Você não está em uma conversa normal. Você diz para si mesmo: "Ok, tenho um objetivo nesta conversa: transformar essa antipatia em contato humano e talvez questionar algumas ideias. Para isso, preciso assumir um papel. Colocar um chapéu, um chapéu imaginário, e dizer que estou no papel de interagir com essa pessoa é uma maneira. Outra maneira é usar um conceito que chamamos de 'guarda-chuva'. Um guarda-chuva é o que imaginamos colocar sobre nós mesmos e a chuva são as coisas horríveis que as pessoas nos dizem. Então, se eu quiser preservar minha própria serenidade ou relativa calma em um desses encontros, é importante imaginar que tenho um guarda-chuva sobre mim e estou comprometido a não deixar que meus sentimentos feridos arruinem a maneira como vou responder. Assim, é possível ouvir todo tipo de coisa e procurar a abertura para poder fazer um contato mais profundo com a pessoa."

Aryae : Quando você está debaixo daquele guarda-chuva e vai dizer algo positivo, é apenas um texto decorado ou você realmente sente a bondade naquela pessoa? E se for o caso, como você se posiciona para ver e sentir essa bondade?

Yoav : Isso nos leva de volta ao motivo pelo qual me apaixonei por Israel. Israelenses que dizem coisas odiosas ainda são belos aos meus olhos. É fácil amar essas pessoas, mesmo quando elas são desagradáveis. É quase como se houvesse uma pessoa boa presa, tentando encontrar uma saída. Se conseguirmos abrir as portas, teremos feito a nossa parte. Sabe, os caras com quem conversei outro dia, eles não mudaram de opinião sobre a paz, mas talvez tenham chegado em casa, conversado com suas esposas e dito: "Conheci um esquerdista que fazia sentido e não era tão ruim assim". E isso é um passo para a humanidade e dá uma sensação boa quando você volta para casa.

Kozo : Yoav, obrigado por esta bela conversa sobre paz. Gostaria de lhe fazer uma pergunta sobre o papel do perdão no seu trabalho. Tem alguma história de atos radicais de perdão que tenham provocado transformação no diálogo ou no indivíduo?

Yoav : Essa é uma ótima pergunta. Eu falei antes sobre vergonha. E o ponto de partida para o perdão, para mim, é o perdão a mim mesmo. Às vezes, estou conversando com as pessoas e digo: "O povo judeu estava em um navio afundando na Europa durante o Holocausto e, quando pularam do navio para Israel, no bote salva-vidas de Israel, havia pessoas no bote e causamos danos." Os danos que causamos em 1948, quando 700 mil palestinos foram expulsos de suas casas ou fugiram do nosso exército – perdoar a mim mesmo por isso não é fácil. A única coisa que realmente ajuda é fazer algo a respeito.

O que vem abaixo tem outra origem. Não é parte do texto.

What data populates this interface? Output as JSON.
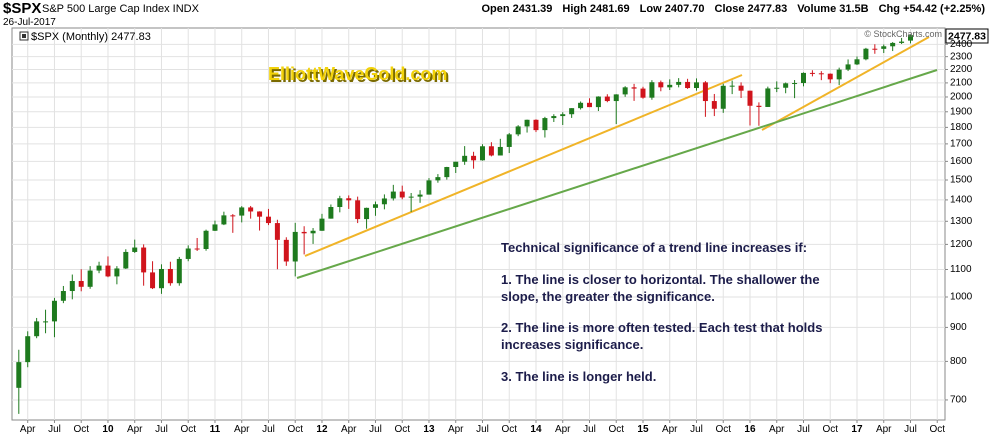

Quando estou organizando uma noite de Sulha, não tenho problema em ser gentil comigo mesma e me perdoar, mesmo fazendo parte dessa profissão. Faço parte dessa profissão, mas o ato de realizá-la coloca tudo isso em segundo plano.

Mas algumas pessoas de alma nobre entre o povo de Sulha são capazes de perdoar os ocupantes, as pessoas que as colocaram na prisão. Elas querem algo maior do que ressentimento em suas vidas. Há alguns momentos muito comoventes. Nunca me esquecerei da mulher israelense falando sobre o medo que sentia por seus filhos no exército invasor de Israel e observando os palestinos a ouvindo atentamente, demonstrando compaixão enquanto ela chorava. Aquilo foi quase um milagre para nós. É um assunto vasto e muito complexo. O primeiro-ministro da Austrália certa vez se dirigiu aos aborígenes no Parlamento e disse: "Sinto muito pelo que fizemos na Austrália ao seu povo". Eu gostaria muito de ver Netanyahu fazer o mesmo pelos palestinos. Acho que terei que esperar um pouco até que ele possa fazer esse discurso.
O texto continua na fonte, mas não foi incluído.